O exame das ruínas e o exame dos restos no laboratório revelaram que apenas um fenômeno natural pode explicar tal pão. A conclusão é que cerca de 3.600 anos atrás, um pedaço de dezenas de metros de tamanho mergulhou no espaço, explodindo bem acima de Tall el-Hammam.

A extensão da destruição correspondeu ao que foi visto em Tunguska. A maior explosão de meteoro ou cometa da história recente destruiu mais de 2.000 quilômetros quadrados de floresta na Sibéria em 1908.

No céu de Tall el-Hammam, uma espécie de bomba nuclear de vinte megatons explodiu. Essa classe foi a energia liberada na explosão de Tunguska. É equivalente a mais de mil bombas atômicas em Hiroshima. Esse choque térmico derrete os tijolos e altera a estrutura mineral das pedras. As chamadas lamelas de choque são formadas nos minerais.

“Talvez a maior descoberta neste estrato foram as lamelas de choque de quartzo. É necessária uma pressão incrível para criá-los. O quartzo é um dos minerais mais duros ”, descreve Kennett.

Erupções vulcânicas e terremotos não são suficientes para criar lamelas de choque no quartzo. Essas deformações de quartzo só foram encontradas em vestígios de experimentos nucleares ou crateras de colisão de meteoritos.

Quando o meteorito caiu, Tall el-Hammam era uma cidade espetacular. Havia um grande palácio de cinco andares e paredes altas.

O meteorito explodiu a uma altitude estimada de quatro quilômetros. O flash cegou as pessoas e o ar esquentou a dois mil graus. As roupas das pessoas pegaram fogo e logo toda a cidade estava em chamas.

Em seguida, veio uma onda de choque mais rápida que o tornado, com rajadas de vento atingindo 1.200 quilômetros por hora.

“O vento destruiu todos os edifícios e destruiu os quatro últimos andares do palácio. Nenhum dos residentes e animais da cidade sobreviveu. Seus corpos foram despedaçados e os ossos despedaçados ”, pinta o arqueólogo Christopher Moore A conversa revista online. Moore foi um dos estudiosos.

Com base em dados arqueológicos, a onda de choque também destruiu as paredes da cidade de Jericó. Jericó está localizada a 22 quilômetros a oeste das ruínas de Tall el-Hammam.

Os pesquisadores também encontraram restos humanos daquela época. Não sobraram muitos deles. Os ossos são estilhaçados e os crânios se desintegram como na sequência de uma explosão.

Também é interessante que haja uma quantidade considerável de sal na camada durante a devastação. A salinidade é de até 25% em algumas amostras.

Os cientistas especulam que a explosão pode ter evaporado tanto sal do Mar Morto que choveu na cidade e no planalto.

Isso teria tornado a área circundante inutilizável por séculos. Os próximos sinais de assentamento na área são apenas 600 anos após a explosão.

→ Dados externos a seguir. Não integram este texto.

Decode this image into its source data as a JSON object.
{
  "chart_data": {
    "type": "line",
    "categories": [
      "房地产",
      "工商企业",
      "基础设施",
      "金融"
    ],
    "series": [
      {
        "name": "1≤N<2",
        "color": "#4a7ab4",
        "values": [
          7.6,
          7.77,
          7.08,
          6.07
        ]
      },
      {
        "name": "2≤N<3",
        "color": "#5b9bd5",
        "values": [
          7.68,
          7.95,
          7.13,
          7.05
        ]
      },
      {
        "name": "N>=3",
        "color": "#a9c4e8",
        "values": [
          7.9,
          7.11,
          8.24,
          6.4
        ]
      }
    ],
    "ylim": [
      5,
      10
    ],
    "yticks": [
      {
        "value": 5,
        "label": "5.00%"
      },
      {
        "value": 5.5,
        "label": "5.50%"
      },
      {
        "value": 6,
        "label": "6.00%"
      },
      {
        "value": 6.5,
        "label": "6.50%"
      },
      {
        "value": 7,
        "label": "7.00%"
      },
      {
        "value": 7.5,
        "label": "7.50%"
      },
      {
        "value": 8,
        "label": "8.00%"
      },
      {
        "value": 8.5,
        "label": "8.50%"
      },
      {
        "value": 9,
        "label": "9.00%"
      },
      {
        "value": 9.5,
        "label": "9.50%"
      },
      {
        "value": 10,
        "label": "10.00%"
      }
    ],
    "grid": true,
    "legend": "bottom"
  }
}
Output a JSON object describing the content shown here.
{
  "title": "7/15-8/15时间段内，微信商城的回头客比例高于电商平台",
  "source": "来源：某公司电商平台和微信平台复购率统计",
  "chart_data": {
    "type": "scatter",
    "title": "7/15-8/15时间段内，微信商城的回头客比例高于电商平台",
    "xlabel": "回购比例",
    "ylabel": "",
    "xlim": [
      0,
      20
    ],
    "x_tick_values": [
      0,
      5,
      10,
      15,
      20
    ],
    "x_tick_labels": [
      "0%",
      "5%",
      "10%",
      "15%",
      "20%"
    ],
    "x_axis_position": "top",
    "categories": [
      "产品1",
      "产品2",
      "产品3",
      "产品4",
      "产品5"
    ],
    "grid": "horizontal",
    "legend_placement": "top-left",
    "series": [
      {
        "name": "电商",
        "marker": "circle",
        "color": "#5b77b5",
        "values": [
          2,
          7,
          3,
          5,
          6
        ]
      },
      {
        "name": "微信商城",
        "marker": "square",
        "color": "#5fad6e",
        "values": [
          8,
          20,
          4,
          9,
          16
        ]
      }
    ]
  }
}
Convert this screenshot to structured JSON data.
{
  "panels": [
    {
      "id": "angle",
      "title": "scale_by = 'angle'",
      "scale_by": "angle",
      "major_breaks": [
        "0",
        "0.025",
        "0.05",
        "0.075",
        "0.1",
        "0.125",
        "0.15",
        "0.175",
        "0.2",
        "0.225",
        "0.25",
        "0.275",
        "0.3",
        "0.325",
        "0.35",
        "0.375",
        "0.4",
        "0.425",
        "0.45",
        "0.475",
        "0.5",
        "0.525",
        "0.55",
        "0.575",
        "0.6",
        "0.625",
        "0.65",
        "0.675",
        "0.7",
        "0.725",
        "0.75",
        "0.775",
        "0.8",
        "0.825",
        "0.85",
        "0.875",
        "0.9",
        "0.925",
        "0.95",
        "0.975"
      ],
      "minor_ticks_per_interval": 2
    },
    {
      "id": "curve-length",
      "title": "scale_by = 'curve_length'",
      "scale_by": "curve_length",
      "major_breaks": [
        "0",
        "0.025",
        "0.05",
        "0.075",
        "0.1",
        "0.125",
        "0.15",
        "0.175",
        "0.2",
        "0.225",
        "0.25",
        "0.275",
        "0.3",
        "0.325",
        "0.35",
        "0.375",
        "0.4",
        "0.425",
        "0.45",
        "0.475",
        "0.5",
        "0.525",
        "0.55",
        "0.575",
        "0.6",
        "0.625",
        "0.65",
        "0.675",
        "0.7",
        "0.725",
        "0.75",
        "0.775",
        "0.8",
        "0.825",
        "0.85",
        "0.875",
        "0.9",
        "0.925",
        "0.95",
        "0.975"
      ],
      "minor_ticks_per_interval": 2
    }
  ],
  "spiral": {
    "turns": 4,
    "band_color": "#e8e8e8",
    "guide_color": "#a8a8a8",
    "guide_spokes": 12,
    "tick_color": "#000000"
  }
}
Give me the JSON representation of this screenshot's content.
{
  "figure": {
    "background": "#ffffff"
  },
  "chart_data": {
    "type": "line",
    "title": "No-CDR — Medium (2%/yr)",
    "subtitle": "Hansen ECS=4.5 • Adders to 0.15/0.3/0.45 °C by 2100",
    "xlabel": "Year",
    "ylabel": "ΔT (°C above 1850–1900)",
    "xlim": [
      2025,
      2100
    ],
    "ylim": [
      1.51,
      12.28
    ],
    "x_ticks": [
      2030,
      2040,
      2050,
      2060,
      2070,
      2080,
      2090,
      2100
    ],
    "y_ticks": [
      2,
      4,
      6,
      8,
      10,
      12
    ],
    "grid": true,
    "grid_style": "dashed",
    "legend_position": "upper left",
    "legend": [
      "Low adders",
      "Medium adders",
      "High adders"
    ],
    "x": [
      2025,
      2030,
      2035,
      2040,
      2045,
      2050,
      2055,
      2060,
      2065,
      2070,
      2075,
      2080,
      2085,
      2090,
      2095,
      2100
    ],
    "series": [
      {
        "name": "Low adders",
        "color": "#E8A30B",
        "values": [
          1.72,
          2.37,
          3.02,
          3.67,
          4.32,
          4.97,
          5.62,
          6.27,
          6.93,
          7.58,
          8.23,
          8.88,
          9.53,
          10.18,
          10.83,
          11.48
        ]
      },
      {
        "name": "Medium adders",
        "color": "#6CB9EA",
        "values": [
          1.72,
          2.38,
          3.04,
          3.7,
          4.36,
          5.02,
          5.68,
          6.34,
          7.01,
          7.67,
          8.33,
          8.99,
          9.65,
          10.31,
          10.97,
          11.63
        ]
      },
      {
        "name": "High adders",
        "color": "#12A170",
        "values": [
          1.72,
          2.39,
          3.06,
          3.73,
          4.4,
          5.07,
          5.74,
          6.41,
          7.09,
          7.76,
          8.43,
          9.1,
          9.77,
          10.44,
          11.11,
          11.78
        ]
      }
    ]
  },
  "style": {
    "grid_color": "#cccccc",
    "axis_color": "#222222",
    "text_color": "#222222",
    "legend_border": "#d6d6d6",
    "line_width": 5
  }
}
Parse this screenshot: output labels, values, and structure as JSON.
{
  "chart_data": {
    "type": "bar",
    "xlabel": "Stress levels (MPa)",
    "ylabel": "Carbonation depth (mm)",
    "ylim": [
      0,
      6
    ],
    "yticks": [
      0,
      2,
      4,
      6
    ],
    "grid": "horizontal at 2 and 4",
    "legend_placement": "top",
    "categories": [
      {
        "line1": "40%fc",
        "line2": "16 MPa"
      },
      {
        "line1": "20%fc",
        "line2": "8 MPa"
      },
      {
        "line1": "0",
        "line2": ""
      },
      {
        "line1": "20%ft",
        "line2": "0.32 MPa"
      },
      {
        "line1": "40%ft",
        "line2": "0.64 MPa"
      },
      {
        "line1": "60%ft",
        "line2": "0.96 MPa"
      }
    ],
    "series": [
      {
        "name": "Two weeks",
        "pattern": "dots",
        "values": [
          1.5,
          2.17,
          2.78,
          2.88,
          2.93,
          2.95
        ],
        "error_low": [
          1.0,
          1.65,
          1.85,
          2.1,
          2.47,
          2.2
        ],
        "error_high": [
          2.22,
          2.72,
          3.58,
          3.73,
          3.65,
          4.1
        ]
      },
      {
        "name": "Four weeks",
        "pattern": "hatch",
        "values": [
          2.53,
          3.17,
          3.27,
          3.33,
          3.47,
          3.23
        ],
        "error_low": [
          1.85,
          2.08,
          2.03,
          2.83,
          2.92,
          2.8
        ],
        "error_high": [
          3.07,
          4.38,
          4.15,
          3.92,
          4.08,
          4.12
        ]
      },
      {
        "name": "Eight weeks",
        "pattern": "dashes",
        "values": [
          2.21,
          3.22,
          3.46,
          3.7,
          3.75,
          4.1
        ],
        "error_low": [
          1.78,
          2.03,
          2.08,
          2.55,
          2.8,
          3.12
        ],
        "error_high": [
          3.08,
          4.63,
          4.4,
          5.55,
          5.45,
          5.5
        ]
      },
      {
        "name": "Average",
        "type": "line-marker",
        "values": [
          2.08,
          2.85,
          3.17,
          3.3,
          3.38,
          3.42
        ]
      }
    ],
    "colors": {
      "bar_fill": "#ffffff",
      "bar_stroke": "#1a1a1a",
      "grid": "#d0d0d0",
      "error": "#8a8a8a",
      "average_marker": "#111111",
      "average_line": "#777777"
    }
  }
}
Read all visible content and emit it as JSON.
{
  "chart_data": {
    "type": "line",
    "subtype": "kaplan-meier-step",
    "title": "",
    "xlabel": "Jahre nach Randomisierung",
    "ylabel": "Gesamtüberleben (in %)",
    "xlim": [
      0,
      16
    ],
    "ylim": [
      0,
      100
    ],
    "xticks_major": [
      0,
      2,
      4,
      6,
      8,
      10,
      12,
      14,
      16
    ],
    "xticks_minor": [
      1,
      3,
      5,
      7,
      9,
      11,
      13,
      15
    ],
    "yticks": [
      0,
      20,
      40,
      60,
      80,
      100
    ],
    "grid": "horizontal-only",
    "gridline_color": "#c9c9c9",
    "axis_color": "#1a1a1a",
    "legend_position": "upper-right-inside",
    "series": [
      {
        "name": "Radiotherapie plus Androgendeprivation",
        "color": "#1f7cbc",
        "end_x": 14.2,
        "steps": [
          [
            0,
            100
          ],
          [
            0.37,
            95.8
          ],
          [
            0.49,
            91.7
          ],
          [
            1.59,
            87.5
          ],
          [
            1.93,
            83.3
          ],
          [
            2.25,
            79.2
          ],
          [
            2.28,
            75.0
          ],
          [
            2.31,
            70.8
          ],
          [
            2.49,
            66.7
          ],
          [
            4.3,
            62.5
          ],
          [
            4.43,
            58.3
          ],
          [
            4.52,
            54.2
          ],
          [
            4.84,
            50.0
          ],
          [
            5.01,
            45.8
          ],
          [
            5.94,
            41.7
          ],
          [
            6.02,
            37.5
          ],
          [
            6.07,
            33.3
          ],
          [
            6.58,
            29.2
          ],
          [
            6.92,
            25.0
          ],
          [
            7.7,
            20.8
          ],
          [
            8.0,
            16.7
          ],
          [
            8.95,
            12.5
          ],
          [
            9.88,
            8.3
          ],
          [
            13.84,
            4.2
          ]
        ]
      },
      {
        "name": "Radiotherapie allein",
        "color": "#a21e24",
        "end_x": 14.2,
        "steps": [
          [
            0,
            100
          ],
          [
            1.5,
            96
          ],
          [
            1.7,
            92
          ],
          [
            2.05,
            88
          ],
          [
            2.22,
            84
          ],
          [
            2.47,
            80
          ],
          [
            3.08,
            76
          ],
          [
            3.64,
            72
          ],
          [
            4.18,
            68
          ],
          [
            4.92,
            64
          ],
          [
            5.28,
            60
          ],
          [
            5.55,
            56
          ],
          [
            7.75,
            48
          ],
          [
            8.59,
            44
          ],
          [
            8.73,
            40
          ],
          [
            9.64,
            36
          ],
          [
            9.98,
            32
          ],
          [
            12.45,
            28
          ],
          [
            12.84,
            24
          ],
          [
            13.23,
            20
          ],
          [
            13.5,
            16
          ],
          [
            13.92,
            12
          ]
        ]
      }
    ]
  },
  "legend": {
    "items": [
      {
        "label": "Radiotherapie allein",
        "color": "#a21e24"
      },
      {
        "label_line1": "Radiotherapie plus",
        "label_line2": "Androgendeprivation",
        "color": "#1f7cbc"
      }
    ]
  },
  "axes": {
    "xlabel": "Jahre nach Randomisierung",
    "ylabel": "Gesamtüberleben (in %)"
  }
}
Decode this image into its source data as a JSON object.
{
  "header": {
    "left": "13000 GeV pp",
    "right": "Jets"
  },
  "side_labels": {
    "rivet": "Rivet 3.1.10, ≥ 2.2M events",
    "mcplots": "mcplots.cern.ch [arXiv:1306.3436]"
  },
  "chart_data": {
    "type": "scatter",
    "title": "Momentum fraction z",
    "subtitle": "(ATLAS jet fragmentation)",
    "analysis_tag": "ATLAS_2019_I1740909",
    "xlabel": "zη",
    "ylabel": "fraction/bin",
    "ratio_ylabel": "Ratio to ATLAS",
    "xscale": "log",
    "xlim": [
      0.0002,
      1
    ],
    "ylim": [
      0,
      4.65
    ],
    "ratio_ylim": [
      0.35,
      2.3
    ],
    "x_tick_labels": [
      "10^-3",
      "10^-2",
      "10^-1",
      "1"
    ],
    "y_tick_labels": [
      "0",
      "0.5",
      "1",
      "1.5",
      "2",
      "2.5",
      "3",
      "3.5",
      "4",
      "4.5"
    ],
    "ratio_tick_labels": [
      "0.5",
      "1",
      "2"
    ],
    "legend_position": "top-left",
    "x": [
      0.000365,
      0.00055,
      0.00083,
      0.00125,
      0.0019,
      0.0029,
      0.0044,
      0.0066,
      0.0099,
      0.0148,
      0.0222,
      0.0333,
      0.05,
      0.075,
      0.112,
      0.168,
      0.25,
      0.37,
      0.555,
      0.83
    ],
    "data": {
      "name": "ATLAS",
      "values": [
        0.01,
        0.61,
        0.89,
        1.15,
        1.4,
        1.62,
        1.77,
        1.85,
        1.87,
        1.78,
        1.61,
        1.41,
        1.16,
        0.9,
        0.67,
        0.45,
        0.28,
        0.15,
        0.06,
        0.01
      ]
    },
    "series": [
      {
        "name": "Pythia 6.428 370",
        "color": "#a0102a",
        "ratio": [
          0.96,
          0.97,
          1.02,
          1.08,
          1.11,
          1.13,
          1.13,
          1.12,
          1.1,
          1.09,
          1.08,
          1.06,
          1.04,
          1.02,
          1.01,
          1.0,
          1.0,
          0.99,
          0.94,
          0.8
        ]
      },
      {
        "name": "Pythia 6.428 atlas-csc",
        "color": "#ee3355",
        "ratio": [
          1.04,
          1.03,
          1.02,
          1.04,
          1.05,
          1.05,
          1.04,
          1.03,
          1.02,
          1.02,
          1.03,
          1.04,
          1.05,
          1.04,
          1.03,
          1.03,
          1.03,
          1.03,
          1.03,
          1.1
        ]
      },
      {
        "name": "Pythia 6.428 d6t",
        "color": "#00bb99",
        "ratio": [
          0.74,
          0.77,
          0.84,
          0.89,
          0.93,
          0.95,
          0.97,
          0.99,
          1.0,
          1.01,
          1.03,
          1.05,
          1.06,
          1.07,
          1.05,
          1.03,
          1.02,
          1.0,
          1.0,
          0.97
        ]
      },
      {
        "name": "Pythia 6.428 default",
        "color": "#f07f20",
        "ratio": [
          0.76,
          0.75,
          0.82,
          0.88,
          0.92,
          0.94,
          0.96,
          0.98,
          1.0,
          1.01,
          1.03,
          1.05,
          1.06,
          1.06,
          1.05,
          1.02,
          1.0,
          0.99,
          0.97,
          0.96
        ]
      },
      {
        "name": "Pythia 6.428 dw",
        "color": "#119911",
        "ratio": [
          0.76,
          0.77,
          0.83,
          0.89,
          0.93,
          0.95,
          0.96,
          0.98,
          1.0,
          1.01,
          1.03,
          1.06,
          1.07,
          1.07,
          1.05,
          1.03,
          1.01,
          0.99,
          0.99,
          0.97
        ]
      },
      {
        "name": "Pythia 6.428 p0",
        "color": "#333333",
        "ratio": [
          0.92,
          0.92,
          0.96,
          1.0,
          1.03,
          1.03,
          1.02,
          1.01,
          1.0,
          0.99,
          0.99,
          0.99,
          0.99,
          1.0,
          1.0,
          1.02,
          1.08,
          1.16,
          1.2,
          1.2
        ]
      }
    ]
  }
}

Source: Tiede by www.tiede.fi.

*The article has been translated based on the content of Tiede by www.tiede.fi. If there is any problem regarding the content, copyright, please leave a report below the article. We will try to process as quickly as possible to protect the rights of the author. Thank you very much!

*We just want readers to access information more quickly and easily with other multilingual content, instead of information only available in a certain language.

*We always respect the copyright of the content of the author and always include the original link of the source article.If the author disagrees, just leave the report below the article, the article will be edited or deleted at the request of the author. Thanks very much! Best regards!